Most mortgage lenders strictly adhere to government lending guidelines. They use an underwriting category “A” for persons with squeaky clean credit. The rating applies to a borrower who has a consistent job and income history and a monthly debt ratio no higher than 38 percent of their income. The property that the borrowers want to purchase must also meet “A” standards.
What would you do if you are one of the many home buyers who does not fit this profile? Look for a lender who does not fit this profile? Look for a lender with more flexible guidelines! Of course, the lower you’re rating the higher interest you will be required to pay. In today’s tight lending requirements “B” and “C” loans are harder to obtain. Work on your financial situation, pay off old debt and credit cards and save up for a down payment. Time does cure some of the credit issues as long as you don’t have ongoing collections and you pay your current obligations on time.
Portfolio lenders or banks that do not sell their mortgages to investors can use a different approach, especially if they know you. “B” or “C” lenders will work with lower credit ratings, and even consolidate other debts into the mortgage. These loans are more expensive, but they may be worth the extra amount each month.
When you apply for a mortgage loan, you may work with a loan officer or you may choose to work with a mortgage broker. People often confuse the two job types even though both will produce the same results in the end: a new home. So you know what to expect from them during the mortgage application process, it is important to understand the difference between the two professionals.
A mortgage broker is an individual or firm that acts as an independent agent of both the borrower and the lender of a mortgage loan. He or she is the intermediary between you and the lending institution, which can be a bank, trust company, credit union, mortgage corporation, finance company or even an individual private investor. A mortgage broker will analyze your financial situation to determine which lender is the best for your loan needs. He or she will submit your mortgage application to tone or more lenders in order to sell it, and then work with the chosen lender until the loan closes. He or she receives a commission from the lender if the loan closes.
A loan officer is a representative of a lending institution, such as a bank, who works to sell and process mortgages and other loans originated by their employer.
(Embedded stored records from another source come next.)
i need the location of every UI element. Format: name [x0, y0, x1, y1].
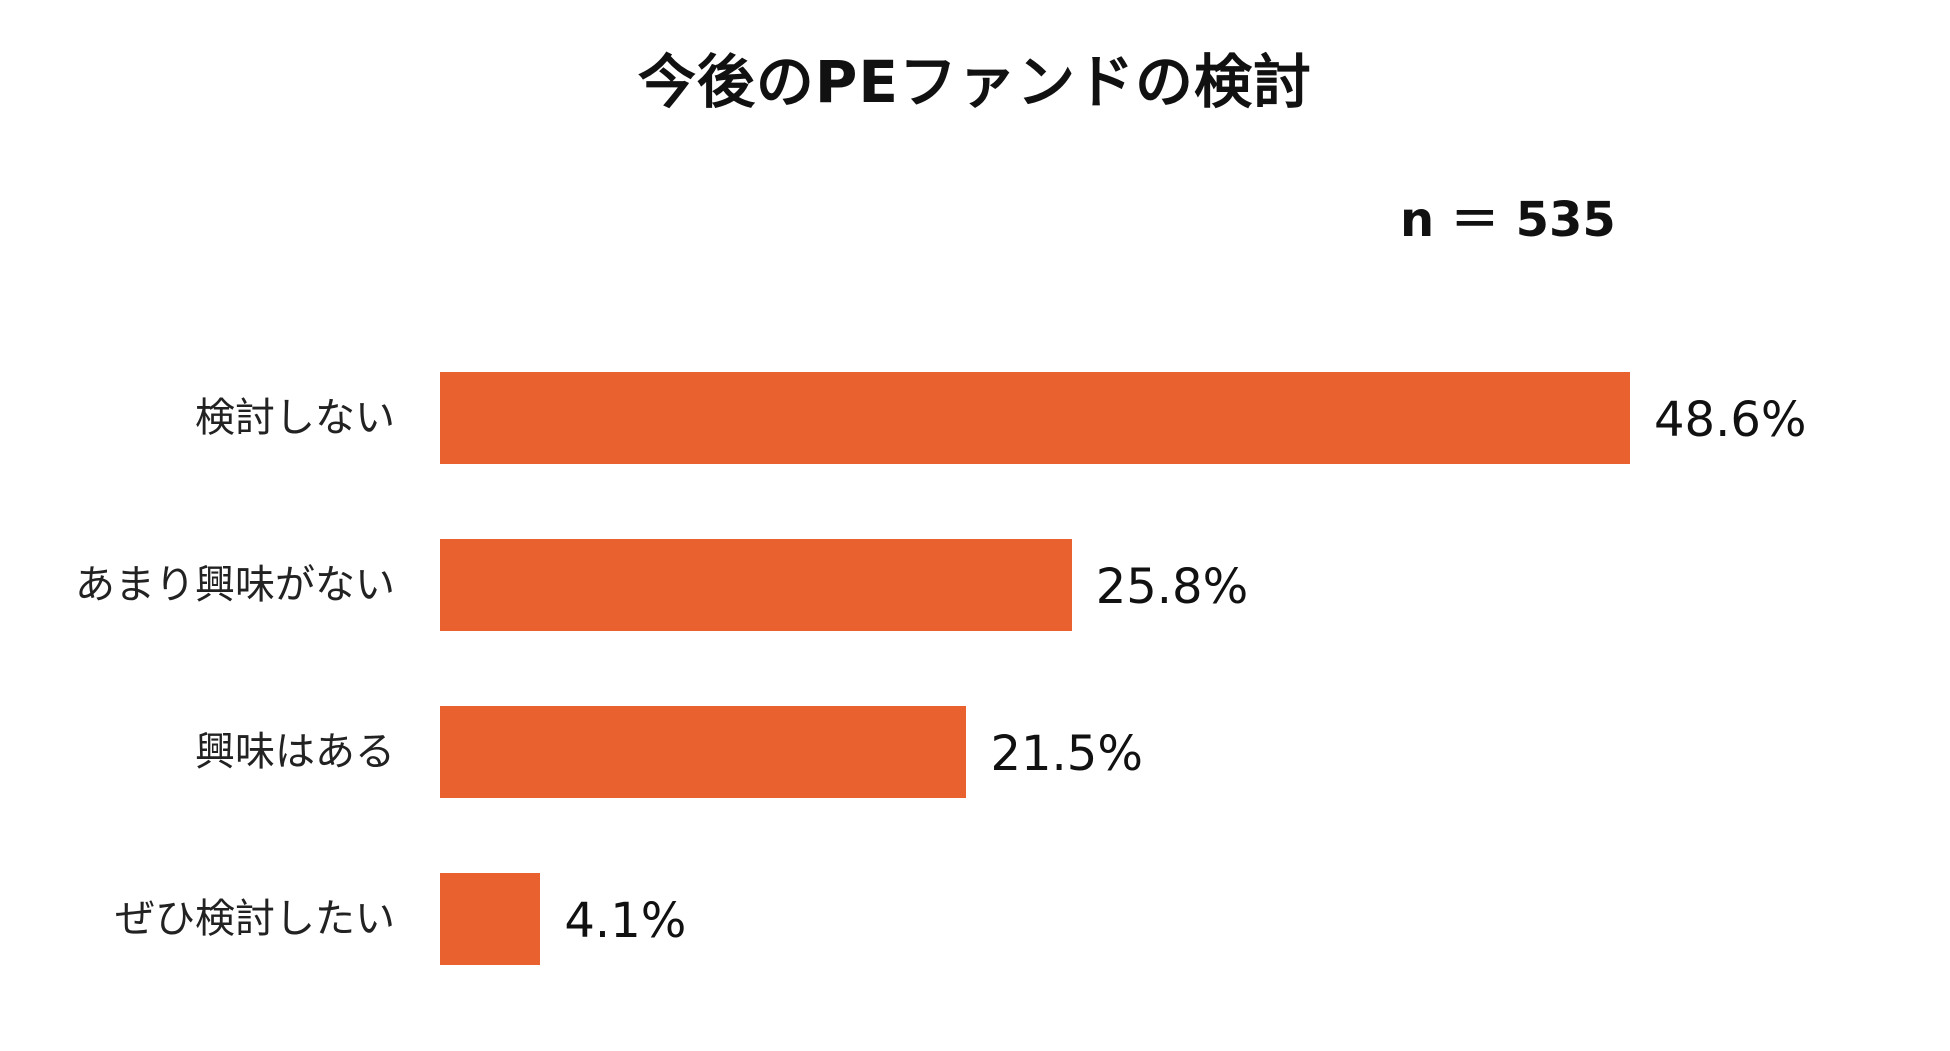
category-label: ぜひ検討したい [115, 896, 395, 942]
value-label: 48.6% [1654, 392, 1807, 448]
bar [440, 539, 1072, 631]
value-label: 4.1% [564, 893, 687, 949]
value-label: 25.8% [1095, 559, 1249, 615]
bar [440, 372, 1630, 464]
bar [440, 706, 967, 798]
value-label: 21.5% [990, 726, 1143, 782]
category-label: 興味はある [195, 729, 395, 775]
category-label: 検討しない [195, 395, 395, 441]
chart-title: 今後のPEファンドの検討 [637, 48, 1313, 116]
category-label: あまり興味がない [75, 562, 395, 608]
sample-size-label: n ＝ 535 [1400, 192, 1616, 248]
bar [440, 873, 541, 965]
They often have a limited variety of loans types to choose from, but all originate from that specific lender. They will guide you through the selection, processing and closing of a mortgage loan and will be paid a commission or salary for their services.
A professional mortgage broker can help you shop around and find the lender and loan that suits your needs best. You may be pleasantly surprised by what you can get when looking in the right direction.